Q&A with Joel Lorand
Interview by Isabel Cuenca
The 2014 Texas Patron of the Year exhibition, One of a Kind: Artwork from the Collection of Stephanie Smither, currently on view in the Front Gallery at Art League Houston features work from over forty “outsider” artists from around the world.
Born in Paris, Joel Lorand began drawing at the age of 8 or 9. Although he wanted to go to Art College, he instead began a career in 1978 as a pastry chef/ For many years he did not draw anything, until two months before the birth of his son, he once again took up the pencils and resumed the creative process. To start with it as merely a hobby, but the need to create soon began to completely take over so in 1997, decided to leave his job and move his family to the country. "I trully believe that a superior power has given me a real force, which all true artists posses," said the artist. "A force, which can influence matter making as it passes from the invisible world to the visible world."
1. The thing I love about Sainte Bertille is the facial expressions within the piece. There is tension there that is very captivating. It is as though time stopped when the creature is about to impart judgment. Can you talk about the mysticism and the representation of the spiritual dimension?
If there’s a spiritual dimension in the drawing, that’s great, since all artwork should have a spiritual dimension. If that dimension is missing, it’s not even an artwork! I am definitely a mystic, but an agnostic mystic despite my Christian upbringing.
2. I am attracted to your work because of my background as a Filipino. In Philippine mythology, we have a creature called a “Manananggal.” At night this creature’s top half detaches from its lower half, sprouts wings and eats fetuses in the woman’s womb. Is reading about folklores and mythologies from different cultures a part of your research process?
People who discover my universe are convinced that I must have a firm grounding in the cultures of ancient civilizations, but that’s not the case. I never travel, and I don’t have a library at home full of books about indigenous arts. My inspiration comes from inside myself, as if I had a long story to tell. This story is already written inside me. I just have to draw it out of my subconscious.
3. I noticed that a lot of your work is symmetrical and balanced, especially Sainte Bertille which is currently on view in the One of a Kind exhibition. Is this deliberate and how do regiments or systems play a role in your work?
It’s true that my work is identifiable for its symmetry, but I also have asymmetrical drawings. I noticed that it’s easier for me to do a drawing about one main figure and to complete the composition around this figure. As if the character at the center of the drawing were the most important and the other elements were secondary.

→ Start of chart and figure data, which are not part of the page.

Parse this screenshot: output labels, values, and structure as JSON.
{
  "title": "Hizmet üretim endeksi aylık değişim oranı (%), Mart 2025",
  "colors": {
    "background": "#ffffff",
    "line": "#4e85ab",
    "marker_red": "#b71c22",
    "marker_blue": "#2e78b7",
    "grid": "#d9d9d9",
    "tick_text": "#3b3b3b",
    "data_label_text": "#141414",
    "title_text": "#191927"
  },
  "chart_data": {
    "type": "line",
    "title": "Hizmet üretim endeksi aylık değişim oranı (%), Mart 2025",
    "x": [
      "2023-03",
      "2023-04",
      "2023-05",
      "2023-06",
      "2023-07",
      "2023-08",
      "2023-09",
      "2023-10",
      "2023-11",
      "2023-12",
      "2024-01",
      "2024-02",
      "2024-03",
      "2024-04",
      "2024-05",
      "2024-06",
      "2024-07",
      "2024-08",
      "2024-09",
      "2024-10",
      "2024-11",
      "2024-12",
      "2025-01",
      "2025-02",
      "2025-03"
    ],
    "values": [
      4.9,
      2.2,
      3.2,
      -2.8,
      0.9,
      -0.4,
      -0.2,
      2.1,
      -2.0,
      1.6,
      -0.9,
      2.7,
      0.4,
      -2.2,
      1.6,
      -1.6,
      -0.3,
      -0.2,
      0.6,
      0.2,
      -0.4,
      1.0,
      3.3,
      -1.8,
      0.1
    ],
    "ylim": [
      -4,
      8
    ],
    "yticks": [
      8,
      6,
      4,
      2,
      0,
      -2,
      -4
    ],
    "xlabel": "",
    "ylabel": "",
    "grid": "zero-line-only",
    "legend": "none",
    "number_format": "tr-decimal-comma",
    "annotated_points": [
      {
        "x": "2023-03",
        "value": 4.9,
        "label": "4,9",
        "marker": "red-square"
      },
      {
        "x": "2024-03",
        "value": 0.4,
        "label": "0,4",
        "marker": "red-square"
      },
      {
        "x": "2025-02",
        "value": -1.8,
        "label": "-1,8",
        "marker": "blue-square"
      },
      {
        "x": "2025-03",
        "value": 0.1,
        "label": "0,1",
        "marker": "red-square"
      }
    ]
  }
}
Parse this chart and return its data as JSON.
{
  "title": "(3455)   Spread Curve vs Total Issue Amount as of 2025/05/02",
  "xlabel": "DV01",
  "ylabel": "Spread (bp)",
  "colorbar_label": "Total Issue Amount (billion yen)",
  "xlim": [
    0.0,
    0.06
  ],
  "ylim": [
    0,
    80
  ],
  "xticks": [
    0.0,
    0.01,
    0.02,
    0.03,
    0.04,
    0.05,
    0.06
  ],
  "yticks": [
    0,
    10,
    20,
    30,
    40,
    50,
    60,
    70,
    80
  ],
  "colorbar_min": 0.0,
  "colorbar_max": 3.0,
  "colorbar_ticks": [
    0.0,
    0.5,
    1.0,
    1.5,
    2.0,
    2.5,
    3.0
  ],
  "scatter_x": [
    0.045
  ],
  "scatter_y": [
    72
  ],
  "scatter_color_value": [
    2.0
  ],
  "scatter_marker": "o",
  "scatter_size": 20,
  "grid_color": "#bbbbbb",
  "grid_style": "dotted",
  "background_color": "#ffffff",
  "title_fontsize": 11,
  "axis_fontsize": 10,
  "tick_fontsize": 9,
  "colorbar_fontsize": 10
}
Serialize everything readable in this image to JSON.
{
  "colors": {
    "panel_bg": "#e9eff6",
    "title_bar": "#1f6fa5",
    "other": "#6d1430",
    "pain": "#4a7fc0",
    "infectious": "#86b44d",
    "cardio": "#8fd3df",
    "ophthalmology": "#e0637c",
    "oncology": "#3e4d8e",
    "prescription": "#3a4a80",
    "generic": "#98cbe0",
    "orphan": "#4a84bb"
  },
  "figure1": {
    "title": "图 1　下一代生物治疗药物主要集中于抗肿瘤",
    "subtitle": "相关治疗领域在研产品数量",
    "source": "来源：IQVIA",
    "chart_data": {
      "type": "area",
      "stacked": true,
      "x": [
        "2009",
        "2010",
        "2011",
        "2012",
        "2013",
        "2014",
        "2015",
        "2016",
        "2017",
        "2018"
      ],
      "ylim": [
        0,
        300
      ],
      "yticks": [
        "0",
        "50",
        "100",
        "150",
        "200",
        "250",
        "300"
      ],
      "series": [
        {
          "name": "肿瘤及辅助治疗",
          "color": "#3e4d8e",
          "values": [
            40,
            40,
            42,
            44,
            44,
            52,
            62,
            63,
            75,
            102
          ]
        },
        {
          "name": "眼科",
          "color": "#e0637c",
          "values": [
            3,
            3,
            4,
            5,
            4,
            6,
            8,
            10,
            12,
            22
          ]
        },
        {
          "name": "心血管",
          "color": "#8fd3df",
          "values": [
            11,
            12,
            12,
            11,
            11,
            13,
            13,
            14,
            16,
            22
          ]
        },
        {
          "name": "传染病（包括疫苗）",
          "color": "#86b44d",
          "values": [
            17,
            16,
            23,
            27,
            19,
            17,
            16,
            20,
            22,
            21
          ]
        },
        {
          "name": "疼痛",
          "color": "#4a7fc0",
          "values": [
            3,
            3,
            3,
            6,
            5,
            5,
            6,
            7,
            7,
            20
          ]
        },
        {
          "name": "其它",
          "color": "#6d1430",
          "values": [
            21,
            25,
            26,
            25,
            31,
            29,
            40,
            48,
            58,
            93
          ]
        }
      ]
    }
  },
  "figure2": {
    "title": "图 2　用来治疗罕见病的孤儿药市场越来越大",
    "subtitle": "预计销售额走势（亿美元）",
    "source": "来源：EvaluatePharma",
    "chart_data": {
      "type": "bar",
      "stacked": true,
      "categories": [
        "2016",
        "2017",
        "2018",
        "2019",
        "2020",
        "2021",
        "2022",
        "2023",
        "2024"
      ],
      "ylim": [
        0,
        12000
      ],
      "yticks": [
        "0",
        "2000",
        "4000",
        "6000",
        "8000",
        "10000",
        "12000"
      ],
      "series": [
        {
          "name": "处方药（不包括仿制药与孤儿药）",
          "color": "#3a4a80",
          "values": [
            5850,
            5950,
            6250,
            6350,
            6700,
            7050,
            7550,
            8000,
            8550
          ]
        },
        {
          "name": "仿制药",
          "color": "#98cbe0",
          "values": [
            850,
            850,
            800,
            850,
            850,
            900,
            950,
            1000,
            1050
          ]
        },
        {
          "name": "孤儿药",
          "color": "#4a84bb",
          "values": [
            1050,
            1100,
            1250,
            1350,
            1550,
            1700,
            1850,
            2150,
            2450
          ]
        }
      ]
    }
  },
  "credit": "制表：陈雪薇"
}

4. Your work is heavy on detail and very precise. Is your work, or your process meditative?
Definitely, but it’s also hypnotic. The drawing has to captivate the viewer. It’s a certain kind of power over another person, like a shaman or a magician.
5. Visually your work has elements of the metaphysical, the fantastical, and the strange. Are you creating a narrative, like folklore or playing with pre-existing mythology?
You’re right, my work allows for different readings, multiple levels of comprehension. If there’s a mythology in the drawing, that wasn’t really my intention. It’s more the result of an unconscious process. My drawings are loaded wtih symbols and the symbols are universal. They can speak to anyone in the whole world. I am a universal artist in that sense, in the true meaning of the term.
6. What is the significance of scale in your work? For instance in ancient Egyptian art, larger figures represent pharaohs and small character represent the masses. Is this true about your work as well?
Perhaps these large main figures are a projection of my self, that is to say, I am at the center of my universe, and perhaps of the universe more broadly. In a way, I myself must be an "idol," always in my own subconscious.
7. One of the reason why I’m drawn to your work is the marriage between the human and natural elements; roots and vines intertwined around humanesque figures with bark-like skin. Are you making a social or environmental commentary or critique?
I believe so. It is possible that my drawings have en ecological dimension. Perhaps like a warning about a world that is dying or else a new consciousness that’s about to come into being (another kind of human).
8. You mentioned in one of your statements that you started drawing again two months before your sons birth because you needed to give birth to something. Sainte Bertille and some of your other works consists of figures within figures. There is that impression of nesting, or keeping something within a womb that is inherently present in the work. Can you speak more about this desire, how it materialized in your process and the end product – your drawings?
I think that it’s a metaphor. Everything is born and dies. It’s the universal law of the living. The earth is a womb and the cosmos is the largest womb. That does not provide an answer to the question that everyone asks themselves: Where do we come from or where are we going? And that does not cast doubt on the idea of God and faith for the majority of humanity.
9. How do you feel about being described as an “outsider” artist?
I don’t feel any which way about it, since society needs to put people into categories. It’s true that I’m an autodidact, but most importantly my work does not follow the norms of fine art schools. Beyond that, my drawings are too “disturbing” to be trendy or fashionable. And that’s for the best!